Security News

Department of Interior Wireless Networks Breached by $200 Units Hidden in Backpacks

Wireless networks within the US Department of the Interior (DoI) have been successfully breached ... not by high tech equipment, but 'on the cheap'.

As a means of testing the security of the networks, the DoI's Office of Inspector General (OIG) 'attacked' some of the hundreds of networks with low budget kits used in publicly accessible areas within the DoI's Washington office.

"We assembled portable test units for less than $200 that were easily concealed in a backpack or purse and operated these units with smartphones," stated the OIG in their Final Evaluation Report. "Our attacks simulated the techniques of malicious actors attempting to break into departmental wireless networks, such as eavesdropping, evil twin, and password cracking."

The results of the DoI attack showed that their wireless network infrastructure didn't operate to the guidelines set out by the National Institute of Standards and Technology (NIST).

The attacks went undetected by security guards and IT security staff and were able to intercept and decrypt (wireless) network traffic in numerous bureaus, including two where the OIG was able access internal networks. They also obtained the credentials of one bureau IT employee and used them to log into the bureau's help desk ticketing system.

"Our attacks reveal(ed) that the Department did not deploy and operate a secure wireless network infrastructure," stated the OIG. "We also found that several bureaus and offices did not implement measures to limit the potential adverse effect of breaching a wireless network."
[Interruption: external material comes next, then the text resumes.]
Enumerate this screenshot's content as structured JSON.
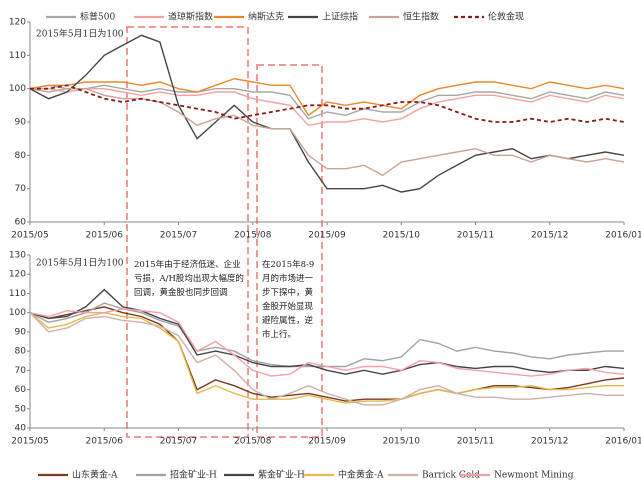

Further to this, the OIG found that the DoI didn't require regular testing of network security, or maintain complete inventories of its wireless networks, and published contradictory, outdated, and incomplete guidance.

While the report was damning of the DoI, it didn't blame it entirely and noted the role of the Office of the Chief Information Officer (OCIO), which is in place to assist the DOI in all areas of information management and technology.

"These deficiencies occurred because the Office of the Chief Information Officer (OCIO) did not provide effective leadership and guidance to the Department," stated the OIG. "(It) failed to establish and enforce wireless security practices in accordance with NIST guidance and recommended best practices."

As a result of the attacks, 14 recommendations were made (in a draft report) to strengthen the DoI’s wireless network security. The OCIO concurred with all recommendations and stated that it is working to implement all of them, with 13 of the 14 resolved.